S. aureus wild type (a) and nupC mutant (b) challenged with TMP-SMX in an agar disk diffusion experiment. The black arrow indicates the inhibition zone with tiny SCV-like colonies. Disk with 25 µg TMP-SMX were placed on a Columbia blood agar plate, and respective isolates were incubated for 24 h at 37°C. JE2 (S. aureus USA300 wild type) and NE544 (S. aureus nupC mutant of JE2) were kindly obtained through the Network on Antimicrobial Resistance in Staphylococcus aureus (NARSA) program.

FIG 7

Virulence of the SH1000 wild type, the ΔthyA mutant, and the complemented mutant. (a) Caenorhabditis elegans infection model. The wild type, ΔthyA mutant, and complemented mutant (ΔthyA-C) were streaked on TA plates, and C. elegans was placed on the plates to assess virulence of the strains by enumeration of surviving nematodes after 24 h, 48 h, 72 h, and 96 h. (b) Acute murine pneumonia model. Cumulative survival rate after infection of C57Bl/6 mice with S. aureus. Mice were infected with 5 × 10⁸ CFU/lung with the SH1000 wild type, the ΔthyA mutant, and the complemented mutant and monitored for mortality over 1 week. Mortality of mice infected with the wild type was significantly greater than that for the ΔthyA mutant and the complemented mutant.
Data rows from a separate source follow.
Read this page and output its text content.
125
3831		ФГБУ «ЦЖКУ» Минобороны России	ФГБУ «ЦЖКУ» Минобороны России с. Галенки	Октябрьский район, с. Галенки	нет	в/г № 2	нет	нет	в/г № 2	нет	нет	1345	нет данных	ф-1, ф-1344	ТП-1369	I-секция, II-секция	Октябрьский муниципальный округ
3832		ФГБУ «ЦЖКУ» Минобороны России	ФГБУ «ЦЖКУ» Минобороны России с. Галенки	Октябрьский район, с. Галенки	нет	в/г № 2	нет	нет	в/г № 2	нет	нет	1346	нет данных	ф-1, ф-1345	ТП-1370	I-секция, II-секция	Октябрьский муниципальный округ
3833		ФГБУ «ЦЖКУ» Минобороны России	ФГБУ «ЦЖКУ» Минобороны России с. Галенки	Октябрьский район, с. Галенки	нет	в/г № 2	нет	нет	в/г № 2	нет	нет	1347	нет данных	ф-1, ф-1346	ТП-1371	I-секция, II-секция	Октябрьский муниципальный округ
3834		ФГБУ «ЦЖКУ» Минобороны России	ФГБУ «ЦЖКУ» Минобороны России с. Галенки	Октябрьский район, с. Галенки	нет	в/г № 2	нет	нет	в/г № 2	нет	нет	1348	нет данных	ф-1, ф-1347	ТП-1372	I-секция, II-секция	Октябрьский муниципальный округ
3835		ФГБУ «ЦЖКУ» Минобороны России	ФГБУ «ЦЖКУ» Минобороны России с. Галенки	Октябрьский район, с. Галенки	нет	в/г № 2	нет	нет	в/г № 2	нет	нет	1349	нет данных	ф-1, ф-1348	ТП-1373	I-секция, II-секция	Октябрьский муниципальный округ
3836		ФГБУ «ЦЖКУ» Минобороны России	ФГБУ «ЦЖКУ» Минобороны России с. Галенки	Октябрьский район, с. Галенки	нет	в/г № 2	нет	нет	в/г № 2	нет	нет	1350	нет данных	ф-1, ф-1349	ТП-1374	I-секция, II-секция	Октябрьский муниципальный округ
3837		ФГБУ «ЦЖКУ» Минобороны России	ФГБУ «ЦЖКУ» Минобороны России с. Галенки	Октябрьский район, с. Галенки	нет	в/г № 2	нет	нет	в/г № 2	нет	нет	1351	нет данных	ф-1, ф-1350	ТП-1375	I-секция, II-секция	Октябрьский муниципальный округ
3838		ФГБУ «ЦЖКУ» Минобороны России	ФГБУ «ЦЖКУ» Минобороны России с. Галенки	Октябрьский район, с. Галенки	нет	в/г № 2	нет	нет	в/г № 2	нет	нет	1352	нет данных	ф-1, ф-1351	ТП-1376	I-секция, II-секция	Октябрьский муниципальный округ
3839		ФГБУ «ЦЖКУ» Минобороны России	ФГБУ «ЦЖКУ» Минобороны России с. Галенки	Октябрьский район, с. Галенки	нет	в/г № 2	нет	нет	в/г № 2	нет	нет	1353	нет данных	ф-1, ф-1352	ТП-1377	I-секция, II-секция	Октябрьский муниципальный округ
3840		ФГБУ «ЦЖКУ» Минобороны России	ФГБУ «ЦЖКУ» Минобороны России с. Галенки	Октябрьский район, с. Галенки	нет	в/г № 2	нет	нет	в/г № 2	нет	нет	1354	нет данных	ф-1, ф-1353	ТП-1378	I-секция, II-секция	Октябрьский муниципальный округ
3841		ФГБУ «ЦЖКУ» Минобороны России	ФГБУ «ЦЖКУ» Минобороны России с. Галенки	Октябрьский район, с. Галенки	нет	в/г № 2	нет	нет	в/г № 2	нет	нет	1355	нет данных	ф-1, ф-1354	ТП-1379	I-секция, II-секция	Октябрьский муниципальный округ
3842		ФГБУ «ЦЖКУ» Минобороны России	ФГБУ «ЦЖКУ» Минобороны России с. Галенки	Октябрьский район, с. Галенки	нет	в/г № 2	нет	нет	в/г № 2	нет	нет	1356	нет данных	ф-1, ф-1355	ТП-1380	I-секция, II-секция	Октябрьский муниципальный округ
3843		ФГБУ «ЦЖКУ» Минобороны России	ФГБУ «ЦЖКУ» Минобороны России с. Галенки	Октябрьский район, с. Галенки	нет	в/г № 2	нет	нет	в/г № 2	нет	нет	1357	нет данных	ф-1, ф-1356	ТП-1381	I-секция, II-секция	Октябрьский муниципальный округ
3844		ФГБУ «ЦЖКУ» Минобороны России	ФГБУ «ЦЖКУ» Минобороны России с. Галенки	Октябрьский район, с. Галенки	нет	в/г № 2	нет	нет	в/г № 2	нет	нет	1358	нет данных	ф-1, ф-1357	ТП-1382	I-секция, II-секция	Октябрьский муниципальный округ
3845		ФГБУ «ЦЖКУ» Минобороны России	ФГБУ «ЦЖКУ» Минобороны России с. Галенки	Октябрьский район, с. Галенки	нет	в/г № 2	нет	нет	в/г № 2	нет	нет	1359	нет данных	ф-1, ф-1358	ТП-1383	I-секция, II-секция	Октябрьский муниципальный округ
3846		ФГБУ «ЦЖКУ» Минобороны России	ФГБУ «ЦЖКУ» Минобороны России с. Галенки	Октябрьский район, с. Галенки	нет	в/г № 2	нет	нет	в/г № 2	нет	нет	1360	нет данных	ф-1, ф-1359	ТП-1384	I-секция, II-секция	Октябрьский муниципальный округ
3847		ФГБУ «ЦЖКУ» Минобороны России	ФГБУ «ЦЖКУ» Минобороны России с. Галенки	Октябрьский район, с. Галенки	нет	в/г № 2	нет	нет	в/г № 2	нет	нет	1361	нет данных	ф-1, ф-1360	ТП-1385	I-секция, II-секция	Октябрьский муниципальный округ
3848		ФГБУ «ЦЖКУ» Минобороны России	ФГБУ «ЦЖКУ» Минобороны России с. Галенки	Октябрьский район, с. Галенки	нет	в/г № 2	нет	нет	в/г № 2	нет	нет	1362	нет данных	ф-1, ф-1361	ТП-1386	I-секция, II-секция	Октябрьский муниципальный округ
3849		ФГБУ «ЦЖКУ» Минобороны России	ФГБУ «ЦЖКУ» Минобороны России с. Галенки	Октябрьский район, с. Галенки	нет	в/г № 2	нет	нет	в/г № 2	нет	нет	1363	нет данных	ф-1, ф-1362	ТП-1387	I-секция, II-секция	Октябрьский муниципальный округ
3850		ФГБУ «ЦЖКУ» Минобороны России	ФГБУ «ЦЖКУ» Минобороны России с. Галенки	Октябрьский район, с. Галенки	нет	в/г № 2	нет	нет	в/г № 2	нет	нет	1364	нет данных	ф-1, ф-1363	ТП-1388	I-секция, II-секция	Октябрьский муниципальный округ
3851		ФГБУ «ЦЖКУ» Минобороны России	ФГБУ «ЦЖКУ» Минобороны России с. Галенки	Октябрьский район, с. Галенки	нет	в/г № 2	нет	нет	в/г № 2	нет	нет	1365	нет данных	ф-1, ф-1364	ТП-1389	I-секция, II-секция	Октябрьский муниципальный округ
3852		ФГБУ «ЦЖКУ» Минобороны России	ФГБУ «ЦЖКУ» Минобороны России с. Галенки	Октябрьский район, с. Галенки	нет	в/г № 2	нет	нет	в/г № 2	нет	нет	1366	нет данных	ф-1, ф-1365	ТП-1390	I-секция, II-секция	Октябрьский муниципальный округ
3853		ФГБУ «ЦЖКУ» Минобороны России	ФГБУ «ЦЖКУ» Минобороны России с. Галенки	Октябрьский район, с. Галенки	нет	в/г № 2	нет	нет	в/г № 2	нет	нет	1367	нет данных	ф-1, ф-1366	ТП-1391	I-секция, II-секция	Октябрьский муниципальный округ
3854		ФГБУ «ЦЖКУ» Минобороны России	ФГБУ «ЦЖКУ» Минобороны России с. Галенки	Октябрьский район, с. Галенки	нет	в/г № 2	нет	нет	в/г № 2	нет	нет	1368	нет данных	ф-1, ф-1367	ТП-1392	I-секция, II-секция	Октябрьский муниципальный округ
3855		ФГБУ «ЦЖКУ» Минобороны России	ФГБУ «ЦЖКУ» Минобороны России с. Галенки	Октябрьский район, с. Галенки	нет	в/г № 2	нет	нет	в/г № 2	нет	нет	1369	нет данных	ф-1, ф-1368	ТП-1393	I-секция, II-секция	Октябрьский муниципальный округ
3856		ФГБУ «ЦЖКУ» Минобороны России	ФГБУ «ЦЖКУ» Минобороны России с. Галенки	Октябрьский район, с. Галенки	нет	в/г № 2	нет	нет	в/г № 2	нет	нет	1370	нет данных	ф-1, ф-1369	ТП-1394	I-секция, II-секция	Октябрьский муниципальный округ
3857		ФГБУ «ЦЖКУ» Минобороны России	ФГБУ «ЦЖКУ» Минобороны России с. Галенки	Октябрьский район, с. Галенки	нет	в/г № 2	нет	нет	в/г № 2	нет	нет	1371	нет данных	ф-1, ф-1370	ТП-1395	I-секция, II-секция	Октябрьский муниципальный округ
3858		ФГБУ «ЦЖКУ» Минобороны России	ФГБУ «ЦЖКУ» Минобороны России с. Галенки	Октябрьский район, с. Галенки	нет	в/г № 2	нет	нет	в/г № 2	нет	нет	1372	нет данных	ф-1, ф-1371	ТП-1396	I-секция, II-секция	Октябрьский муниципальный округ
Significant differences were detected also between wild type and complemented mutant. The asterisks indicate statistical significance by log rank (Mantel-Cox) test. *, P < 0.05; **, P < 0.01; ***, P < 0.001 (n = 9 mice). (c) Murine lung histology and localization of S. aureus. Mice were infected with 5 × 10⁸ CFU/lung with the SH1000 wild type, the ΔthyA mutant, and the complemented mutant (ΔthyA-C). Lungs recovered after 4 h (A to C, F to H) or 24 h (D, E, I, J) postinfection. The lungs were stained with H&E (A to E) or with a specific antibody against S. aureus strains (red). Counterstaining was performed with 4′,6-diamidino-2-phenylindole (DAPI) (blue). Bars in panels A to E, 200 µm (top) and 50 µm (bottom); bars in panels F to J, 100 µm (top) and 25 µm (bottom).

FIG 8

Cytotoxicity and virulence gene regulation under different conditions. Wild type (JE2), ΔthyA mutant (JE2 ΔthyA mutant), ΔthyA-C mutant (JE2 ΔthyA pNXR thyA complemented mutant), and ΔthyA-C_empty (JE2 ΔthyA complemented with empty vector pNXR100) were analyzed under different conditions: in BHI, in BHI and thymidine, in BHI and TMP-SMX, and in BHI, TMP-SMX, and thymidine. (a) The supernatant of the respective strains was used to challenge A549 cells. LDH release was determined to assess cytotoxicity. The data (means ± standard deviations [SD]) were normalized against the positive control (completely lysed cells) and were performed in 3 biological triplicates. *** indicate statistical significant differences (P < 0.0001) tested by unpaired t test. (b) Quantification of expression of hld in late exponential growth phase. The data (means ± SEM) were normalized using three internal control genes (gmk, aroE, gyrB) and presented as n-fold expression relative to the values of the wild-type phenotype. The analysis is based on 3 independent biological replicates analyzed in triplicate.